The book described how certain resonance could cleanse dark energy and restore disturbed harmony. When properly attuned, these frequencies could realign the earth’s natural rhythm itself. More like a dialogue rather than command, the book said.
He read the next line twice: The act of conjuring is not domination, but concord—healing born from balance of sound, resonance, and time.
He summoned Headhunter.
The axe materialized in his hands, and immediately the pulse began—that unstable, erratic rhythm that always made his arms ache. But this time, instead of fighting it, he tried what the book suggested: breathe with it. Feel where the rhythm wanted to go and guide it gently rather than forcing it still. Listen to it. Feel it.
The pulse stuttered, resisted, then... steadied.
Just slightly. Just for a moment.
Then it surged again, wild, and Iakob nearly dropped the axe.
Iakob dismissed the weapon, breathing hard. His arms trembled, but something had shifted. He felt it—that brief moment when the pulse had aligned with his own heartbeat instead of fighting against it.
Iakob flipped the pages to find more guidance, when something caught his eye. At the bottom of one page, in small, formal script:
By Supreme Grand Meister Lakan Silang, 7th year of Cycle 156.
Iakob blinked. "One hundred fifty-sixth Convergence Cycle?
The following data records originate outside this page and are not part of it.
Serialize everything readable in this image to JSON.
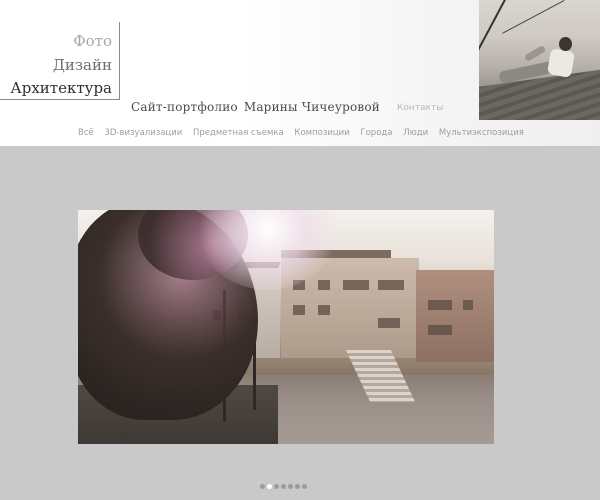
{
  "logo": {
    "line1": "Фото",
    "line2": "Дизайн",
    "line3": "Архитектура"
  },
  "tagline": {
    "part1": "Сайт-портфолио",
    "part2": "Марины Чичеуровой"
  },
  "contacts_label": "Контакты",
  "nav": {
    "items": [
      {
        "label": "Всё"
      },
      {
        "label": "3D-визуализации"
      },
      {
        "label": "Предметная съемка"
      },
      {
        "label": "Композиции"
      },
      {
        "label": "Города"
      },
      {
        "label": "Люди"
      },
      {
        "label": "Мультиэкспозиция"
      }
    ]
  },
  "slider": {
    "dots": 7,
    "active_index": 1
  },
  "colors": {
    "page_bg": "#c9c9c9",
    "header_bg": "#ffffff",
    "nav_text": "#9d9d9d",
    "logo_dark": "#2e2e2e",
    "active_dot": "#ffffff",
    "inactive_dot": "#9b9b9b"
  }
}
That's..." He tried to calculate. Grex leaned over, reading the inscription. His eyebrows rose. "The 156th Convergence Cycle." He touched the mended pages with new reverence. " And yet still here, still readable."
“Lakan… Silang… Was it from the Magiting archives?” Grex murmured, half to himself. “Their scholars were the first to map resonance as more than sound but as intent. They believed every conjurer’s pulse could be tuned to the earth’s own rhythm.”
The annotations around it were written in a language he couldn't read. Symbols that looked almost... ancient. Not the formal script of Wolfpit's archives, but something older, flowing.
"What does it say?" Iakob asked.
Grex squinted at the symbols, frowning. "I'm not entirely sure. This script…" He traced one symbol with his finger. "I think it's similar to the booklet we found. The one Cedran recovered."